J’ai honte d’écrire des articles, de Paris, alors que là-bas on crève sous les bombes israéliennes, sous les balles israéliennes, d’une famine organisée par Israël. J’ai honte pour l’intellectuel qui a abdiqué sa fonction principale, de réfléchir, de nous faire réfléchir. J’ai honte pour le fonctionnaire, l’artiste, l’écrivain, le journaliste, qui, en privé, me dit que c’est terrible mais qu’il ne peut pas dire ou faire grand-chose (et pourquoi pas ? Ça, je ne sais pas, à chaque fois que je pose la question, personne ne veut me l’expliquer). Ainsi se met en place l’impunité des Israéliens, dirigeants comme soldats.

« Les charniers » ? Mais, Madame la journaliste, pourquoi les charniers ? Il y a plus de trois mois, le 26 janvier, la Cour internationale de justice – qu’on ne peut guère soupçonner d’être partisane, si ce n’est du droit – rendait une ordonnance dans laquelle elle reconnaissait le « risque plausible d’un génocide » dans Gaza. Le 28 mars, la CIJ soulignait que « les conditions désastreuses dans lesquelles vivent les Palestiniens de la bande de Gaza se sont […] encore détériorées ». Alors, les charniers quoi ? Que viennent apporter les charniers que vous ne saviez pas il y a trois mois ?

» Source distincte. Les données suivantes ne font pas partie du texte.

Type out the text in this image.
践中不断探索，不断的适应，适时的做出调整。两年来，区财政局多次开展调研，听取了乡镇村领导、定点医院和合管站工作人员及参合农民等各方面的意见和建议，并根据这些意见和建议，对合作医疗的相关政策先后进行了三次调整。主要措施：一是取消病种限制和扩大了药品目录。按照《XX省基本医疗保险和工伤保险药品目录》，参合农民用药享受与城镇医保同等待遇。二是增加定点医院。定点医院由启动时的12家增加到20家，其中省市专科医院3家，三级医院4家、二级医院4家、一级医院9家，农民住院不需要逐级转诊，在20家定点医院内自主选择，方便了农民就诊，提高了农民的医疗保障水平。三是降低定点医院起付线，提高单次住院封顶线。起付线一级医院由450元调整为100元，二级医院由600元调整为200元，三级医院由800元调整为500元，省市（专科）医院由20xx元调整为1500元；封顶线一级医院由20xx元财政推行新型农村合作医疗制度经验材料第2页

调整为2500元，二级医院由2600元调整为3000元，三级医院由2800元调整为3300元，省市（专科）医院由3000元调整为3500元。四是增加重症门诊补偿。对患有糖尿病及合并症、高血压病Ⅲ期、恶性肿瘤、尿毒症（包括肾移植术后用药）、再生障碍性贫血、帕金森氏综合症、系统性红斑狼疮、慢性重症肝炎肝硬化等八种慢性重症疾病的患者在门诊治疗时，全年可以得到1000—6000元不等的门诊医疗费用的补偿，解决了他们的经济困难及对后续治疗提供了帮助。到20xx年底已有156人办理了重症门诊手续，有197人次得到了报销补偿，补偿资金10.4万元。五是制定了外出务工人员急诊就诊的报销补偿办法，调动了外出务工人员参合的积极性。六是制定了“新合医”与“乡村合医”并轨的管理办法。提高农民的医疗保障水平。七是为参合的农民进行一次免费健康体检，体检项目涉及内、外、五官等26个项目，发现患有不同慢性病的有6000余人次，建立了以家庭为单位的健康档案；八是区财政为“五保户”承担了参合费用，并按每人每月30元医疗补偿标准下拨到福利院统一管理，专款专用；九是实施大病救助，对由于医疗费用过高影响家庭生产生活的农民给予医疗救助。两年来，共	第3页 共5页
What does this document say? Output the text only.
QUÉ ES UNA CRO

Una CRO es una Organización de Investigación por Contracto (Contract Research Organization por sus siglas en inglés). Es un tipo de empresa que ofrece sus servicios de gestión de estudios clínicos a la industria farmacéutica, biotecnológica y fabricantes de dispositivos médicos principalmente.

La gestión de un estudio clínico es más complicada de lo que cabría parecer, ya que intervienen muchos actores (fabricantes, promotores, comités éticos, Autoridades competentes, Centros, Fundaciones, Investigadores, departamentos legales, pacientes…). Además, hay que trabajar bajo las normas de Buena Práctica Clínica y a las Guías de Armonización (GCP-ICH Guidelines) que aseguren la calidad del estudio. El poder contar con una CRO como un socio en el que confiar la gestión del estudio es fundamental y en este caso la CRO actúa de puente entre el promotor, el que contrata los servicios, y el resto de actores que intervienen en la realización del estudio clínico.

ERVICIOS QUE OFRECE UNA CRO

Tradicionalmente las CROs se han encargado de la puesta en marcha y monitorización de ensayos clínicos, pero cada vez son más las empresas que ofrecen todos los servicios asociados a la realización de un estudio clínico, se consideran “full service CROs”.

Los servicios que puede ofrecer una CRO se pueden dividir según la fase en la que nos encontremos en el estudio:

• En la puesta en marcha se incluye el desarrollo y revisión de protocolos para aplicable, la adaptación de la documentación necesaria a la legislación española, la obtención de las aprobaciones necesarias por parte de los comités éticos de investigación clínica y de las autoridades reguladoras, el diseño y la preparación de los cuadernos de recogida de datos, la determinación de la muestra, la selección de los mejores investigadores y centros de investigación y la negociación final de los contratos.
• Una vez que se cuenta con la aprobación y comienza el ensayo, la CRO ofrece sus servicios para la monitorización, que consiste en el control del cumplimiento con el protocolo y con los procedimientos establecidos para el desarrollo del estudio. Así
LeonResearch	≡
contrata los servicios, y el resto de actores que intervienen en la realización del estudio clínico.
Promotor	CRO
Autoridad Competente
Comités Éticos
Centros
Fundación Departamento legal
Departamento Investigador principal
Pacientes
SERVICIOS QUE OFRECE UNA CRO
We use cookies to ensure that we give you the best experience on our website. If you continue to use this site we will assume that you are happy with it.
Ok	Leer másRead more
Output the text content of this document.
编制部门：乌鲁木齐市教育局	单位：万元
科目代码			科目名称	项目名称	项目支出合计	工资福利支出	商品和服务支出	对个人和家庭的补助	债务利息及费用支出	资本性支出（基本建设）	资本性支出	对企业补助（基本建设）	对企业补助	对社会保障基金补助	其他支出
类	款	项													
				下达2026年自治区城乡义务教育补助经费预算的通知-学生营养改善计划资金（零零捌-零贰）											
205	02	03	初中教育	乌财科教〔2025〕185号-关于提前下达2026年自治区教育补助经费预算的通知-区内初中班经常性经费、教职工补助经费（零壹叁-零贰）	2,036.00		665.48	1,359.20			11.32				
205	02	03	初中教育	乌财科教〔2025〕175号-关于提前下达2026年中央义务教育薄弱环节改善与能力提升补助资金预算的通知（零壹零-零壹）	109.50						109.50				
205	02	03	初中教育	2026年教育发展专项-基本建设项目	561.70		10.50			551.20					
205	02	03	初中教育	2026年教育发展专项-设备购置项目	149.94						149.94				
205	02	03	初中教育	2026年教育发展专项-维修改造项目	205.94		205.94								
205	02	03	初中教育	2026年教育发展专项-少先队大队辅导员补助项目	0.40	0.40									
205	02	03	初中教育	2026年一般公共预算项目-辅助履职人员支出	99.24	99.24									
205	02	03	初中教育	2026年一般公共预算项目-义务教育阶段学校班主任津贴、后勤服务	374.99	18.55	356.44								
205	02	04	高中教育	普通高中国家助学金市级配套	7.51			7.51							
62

« Karim, vous ne voulez pas réagir à… ? » Et pourquoi ? Êtes-vous si moralement déboussolés que vous ayez besoin qu’on vienne vous expliquer comment réagir lorsque l’on inflige des punitions collectives, qu’on affame une population, qu’on détruit les universités, qu’on massacre les humanitaires, les gens venus se procurer de la farine, que les hôpitaux sont jonchés de dépouilles de victimes ? Avez-vous perdu la tête et ne mesurez-vous donc pas ce que cela veut dire, pour nous comme pour vous, de détruire cimetières et archives, d’assassiner journalistes et écrivains, de saccager une civilisation ?

Répondre à cela « oui, mais… », ce n’est pas faire preuve de raison critique. C’est faire l’apologie de l’extrémisme. Seriez-vous donc tous extrémistes ? Les charniers y changeront-ils quelque chose ? Et même s’il n’y avait pas les charniers, et si les charniers s’avéraient être une construction de toutes pièces, ça changerait quelque chose aux dizaines de milliers d’hommes, de femmes, et d’enfants assassinés ? Pourquoi votre réaction n’est-elle pas à la hauteur de l’horreur que vous voyez ?

« Karim, vous ne voulez pas réagir ?… » Pourquoi nous demander, puisque vous ne nous écoutez pas ? Il n’y a pas Karim, mais des millions de Cassandre, des cibles générées par des IA aux noms obscènes, conçues pour maximiser les victimes, qui vous expliquent depuis des semaines, des mois, des décennies, exactement ce qui va se passer, et que vous n’écoutez pas. Vous regardez les charniers, l’abîme, des corps entassés, ligotés, dénudés, enterrés pêle-mêle et recouverts de déchets, pendant qu’on vous parle, et qu’on hurle, et qu’on vous montre, et vous vous demandez sottement : que faire, que faire, que faire ?

Et quand il sera trop tard, inévitablement, vous vous demanderez pourquoi nous ne vous pardonnons pas.